Dalam studi terbaru, para peneliti menyelidiki potensi dampak kesehatan jangka panjang dari mengikuti rencana makan dengan batasan waktu 8 jam, dengan mengevaluasi lebih dari 20.000 orang dewasa usia rata-rata 49 tahun.
Menurut hasil penelitian pendahuluan yang dipresentasikan pada Sesi Ilmiah Epidemiologi dan Pencegahan-Gaya Hidup dan Kardiometabolik American Heart Association 2024, orang yang mengikuti jadwal makan dengan batasan waktu 8 jam memiliki risiko kematian kardiovaskular 91% lebih tinggi.
Kemudian, para peneliti mencatat peningkatan risiko kematian kardiovaskular juga terjadi pada orang yang hidup dengan penyakit jantung atau kanker. Bagi orang yang sudah terdiagnosis penyakit kardiovaskular, durasi makan minimal 8 jam namun kurang dari 10 jam per hari dikaitkan dengan peningkatan risiko kematian akibat penyakit jantung atau stroke sebesar 66%.
Studi tersebut juga mengungkapkan bahwa membatasi asupan makanan hingga kurang dari 8 jam per hari tidak dikaitkan dengan peningkatan umur panjang, jika dibandingkan dengan jadwal standar makan yaitu 12-16 jam per hari.
Pada saat yang sama, durasi makan lebih dari 16 jam per hari dikaitkan dengan risiko kematian akibat kanker yang lebih rendah di antara penderita kanker.

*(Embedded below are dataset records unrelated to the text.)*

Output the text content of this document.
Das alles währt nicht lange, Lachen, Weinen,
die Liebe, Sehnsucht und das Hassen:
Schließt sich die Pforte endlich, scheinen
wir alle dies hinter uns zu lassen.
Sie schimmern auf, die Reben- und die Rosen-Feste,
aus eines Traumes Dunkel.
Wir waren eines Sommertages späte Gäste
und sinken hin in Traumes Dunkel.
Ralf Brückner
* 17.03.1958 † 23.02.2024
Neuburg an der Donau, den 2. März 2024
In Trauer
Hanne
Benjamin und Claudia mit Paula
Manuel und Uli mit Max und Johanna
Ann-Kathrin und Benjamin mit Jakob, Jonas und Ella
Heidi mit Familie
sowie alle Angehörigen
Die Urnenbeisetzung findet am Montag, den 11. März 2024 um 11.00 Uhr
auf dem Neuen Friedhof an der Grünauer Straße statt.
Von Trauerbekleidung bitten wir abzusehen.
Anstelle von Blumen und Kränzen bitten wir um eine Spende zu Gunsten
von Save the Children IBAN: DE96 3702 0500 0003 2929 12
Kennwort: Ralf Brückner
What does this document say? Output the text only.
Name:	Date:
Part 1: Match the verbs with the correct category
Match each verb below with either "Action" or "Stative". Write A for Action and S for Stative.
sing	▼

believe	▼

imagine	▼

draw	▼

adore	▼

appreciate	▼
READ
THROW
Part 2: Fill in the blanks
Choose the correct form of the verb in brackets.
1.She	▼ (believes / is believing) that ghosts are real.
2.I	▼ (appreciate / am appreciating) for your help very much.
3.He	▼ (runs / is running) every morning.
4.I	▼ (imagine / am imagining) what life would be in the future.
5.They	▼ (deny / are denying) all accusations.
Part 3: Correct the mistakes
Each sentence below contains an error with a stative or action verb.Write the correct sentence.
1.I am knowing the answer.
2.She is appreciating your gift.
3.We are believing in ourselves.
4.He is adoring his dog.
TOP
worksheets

“Kami terkejut menemukan bahwa orang yang mengikuti jadwal makan selama 8 jam dan dibatasi waktu lebih besar kemungkinannya meninggal karena penyakit kardiovaskular. Meskipun jenis diet ini populer karena potensi manfaat jangka pendeknya, penelitian kami jelas menunjukkan bahwa, dibandingkan dengan rentang waktu makan 12-16 jam per hari, durasi makan yang lebih pendek tidak berhubungan dengan hidup lebih lama,” kata Zhong.
Zhong menuturkan bahwa sangat penting bagi pasien, terutama mereka yang memiliki penyakit jantung atau kanker, untuk menyadari hubungan antara jendela makan 8 jam dan peningkatan risiko kematian akibat penyakit kardiovaskular.
“Temuan penelitian kami mendorong pendekatan yang lebih hati-hati dan personal terhadap rekomendasi diet, untuk memastikan bahwa hal tersebut selaras dengan status kesehatan individu dan bukti ilmiah terbaru,” tuturnya.
Perlu diketahui, penelitian ini tidak menunjukkan bahwa batasan waktu makan menyebabkan kematian kardiovaskular, namun mengidentifikasi hubungan antara jendela makan 8 jam dan kematian kardiovaskular.